No entanto, a situação de congelamento social requer uma consideração em várias camadas. Ao decidir preservar os oócitos não fertilizados, a mulher só tem de suportar os riscos para a sua própria saúde. No entanto, se os oócitos forem utilizados para uma gravidez, também comporta os riscos para a saúde da criança: o tratamento da FIV enquanto tal e a gravidez numa idade mais avançada envolve riscos acrescidos para a criança. Numa declaração do Comité Nacional Suíço de Ética no domínio da medicina humana, foi também observado que a preservação dos próprios oócitos não resolve nem o problema de encontrar um parceiro nem o de conciliar a vida profissional e familiar [8].
Conclusão
O congelamento social no sentido da criopreservação de oócitos não fertilizados é possível e é também oferecido na Suíça por centros de fertilidade experientes. As hipóteses de sucesso são maiores numa idade mais jovem (<30 anos), mas nesta idade não é muitas vezes possível avaliar se o congelamento social é de todo necessário. Para as mulheres mais velhas (>35 anos), as hipóteses de sucesso diminuem significativamente. Assim, a janela temporal ideal para o congelamento social é provavelmente entre 30 e 35 anos.
Literatura:
- von Wolff M, Dian D: Preservação da fertilidade em mulheres com tumores malignos e tratamentos gonadotóxicos. Dtsch Arztebl Int 2012; 109: 220-226.
- von Wolff M, Germeyer A, Nawroth F: Preservação da fertilidade por razões não médicas: polémica mas cada vez mais comum. Dtsch Arztebl Int. 2015; 112: 27-32.
- Lallemant C, Vassard D, Nyboe Andersen, et al: Medical and social egg freezing: inquérito baseado na Internet sobre conhecimentos e atitudes entre as mulheres na Dinamarca e no Reino Unido. Acta Obstet Gynecol Scand 2016; 95: 1402-1410.
- Davies MJ, Moore VM, Willson KJ, et al: Tecnologias reprodutivas e o risco de defeitos de nascença. N Engl J Med 2012; 366: 1803-1813.
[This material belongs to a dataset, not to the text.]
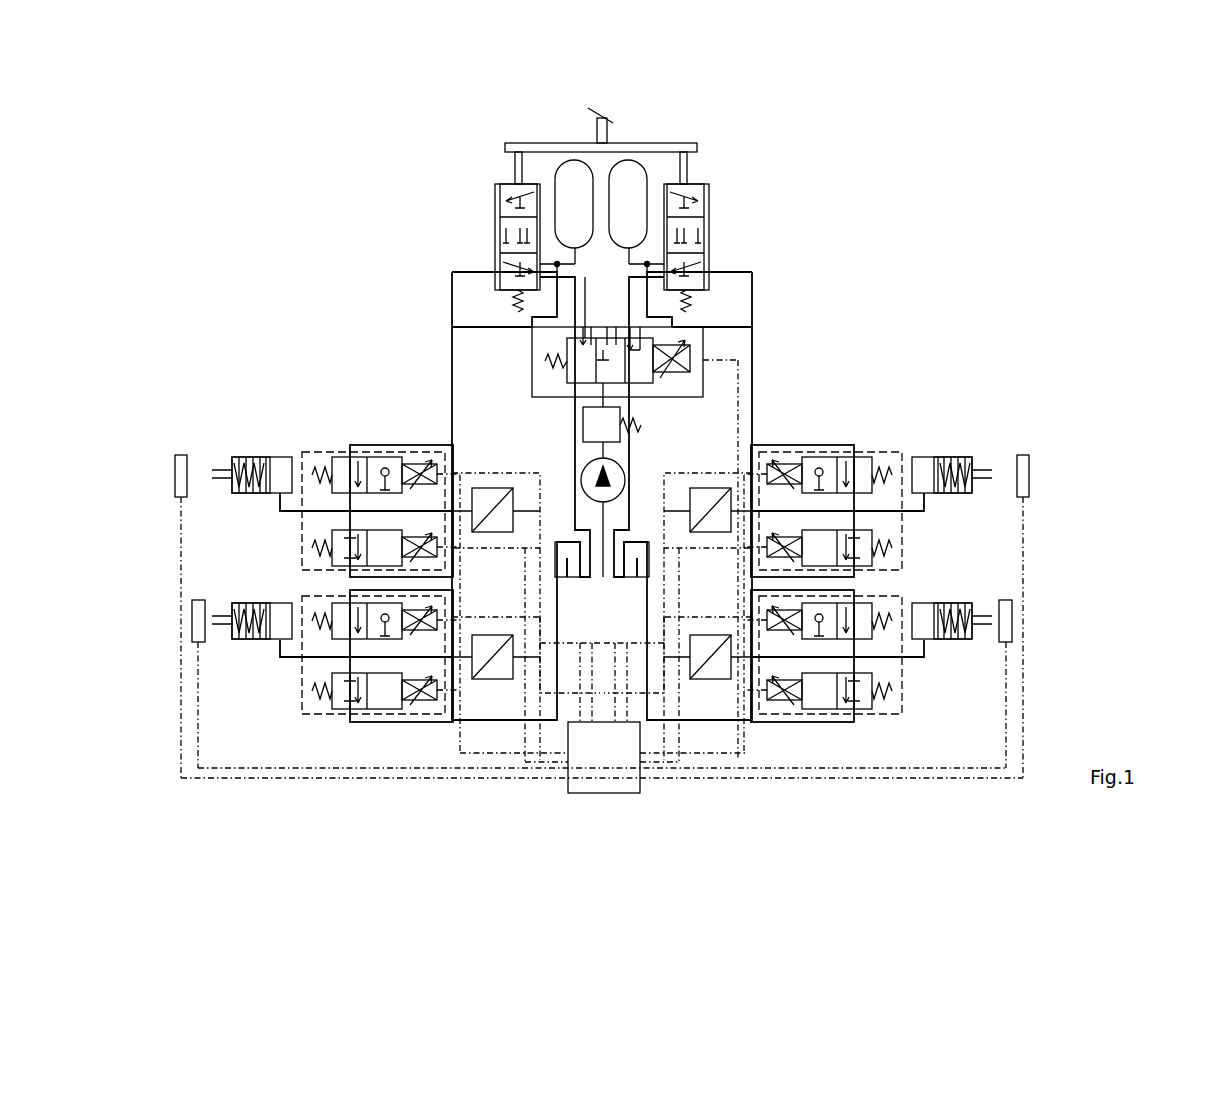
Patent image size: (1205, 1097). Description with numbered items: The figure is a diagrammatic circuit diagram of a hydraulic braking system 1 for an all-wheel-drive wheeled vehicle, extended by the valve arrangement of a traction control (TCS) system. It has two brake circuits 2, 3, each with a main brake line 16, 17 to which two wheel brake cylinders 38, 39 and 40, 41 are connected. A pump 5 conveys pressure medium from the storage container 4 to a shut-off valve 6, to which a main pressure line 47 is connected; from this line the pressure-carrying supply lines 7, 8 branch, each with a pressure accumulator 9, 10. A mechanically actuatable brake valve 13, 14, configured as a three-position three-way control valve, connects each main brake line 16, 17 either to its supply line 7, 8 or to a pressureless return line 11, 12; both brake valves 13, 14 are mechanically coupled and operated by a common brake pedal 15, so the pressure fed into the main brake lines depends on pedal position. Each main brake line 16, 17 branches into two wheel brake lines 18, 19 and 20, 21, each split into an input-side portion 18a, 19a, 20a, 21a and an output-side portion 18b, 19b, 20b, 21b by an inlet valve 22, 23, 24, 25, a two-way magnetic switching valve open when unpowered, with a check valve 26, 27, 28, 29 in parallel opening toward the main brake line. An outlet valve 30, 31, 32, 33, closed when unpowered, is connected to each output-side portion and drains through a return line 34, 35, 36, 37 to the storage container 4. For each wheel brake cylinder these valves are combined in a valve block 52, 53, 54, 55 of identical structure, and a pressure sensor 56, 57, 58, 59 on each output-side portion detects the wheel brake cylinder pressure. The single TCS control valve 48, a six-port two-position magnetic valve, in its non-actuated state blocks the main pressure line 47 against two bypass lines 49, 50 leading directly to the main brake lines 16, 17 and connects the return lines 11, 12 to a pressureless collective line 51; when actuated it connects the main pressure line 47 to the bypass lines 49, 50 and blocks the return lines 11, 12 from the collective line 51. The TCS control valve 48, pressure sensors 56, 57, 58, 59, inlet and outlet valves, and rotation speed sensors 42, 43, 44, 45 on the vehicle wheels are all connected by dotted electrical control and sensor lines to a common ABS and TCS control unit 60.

- Scherrer U, Rimoldi SF, Rexhaj E, et al: Disfunção vascular sistémica e pulmonar em crianças concebidas por tecnologias reprodutivas assistidas. Circulação 2012; 125: 1890-1896.
- Haslinger C, Stoiber B, Capanna F: gravidezes adiadas e riscos de idade materna muito avançada. Swiss Med Wkly 2016; 146:w14330.
- Mertes H, Pennings G: Social egg freezing: para o melhor, não para o pior. Reprod Biomed Online. 23: 824-829.
- NEKCNE – Comité Nacional de Ética em Medicina Humana, Parecer n.º 22/2013, Berna, Novembro de 2013. Disponível através de: www.nek-cne.ch.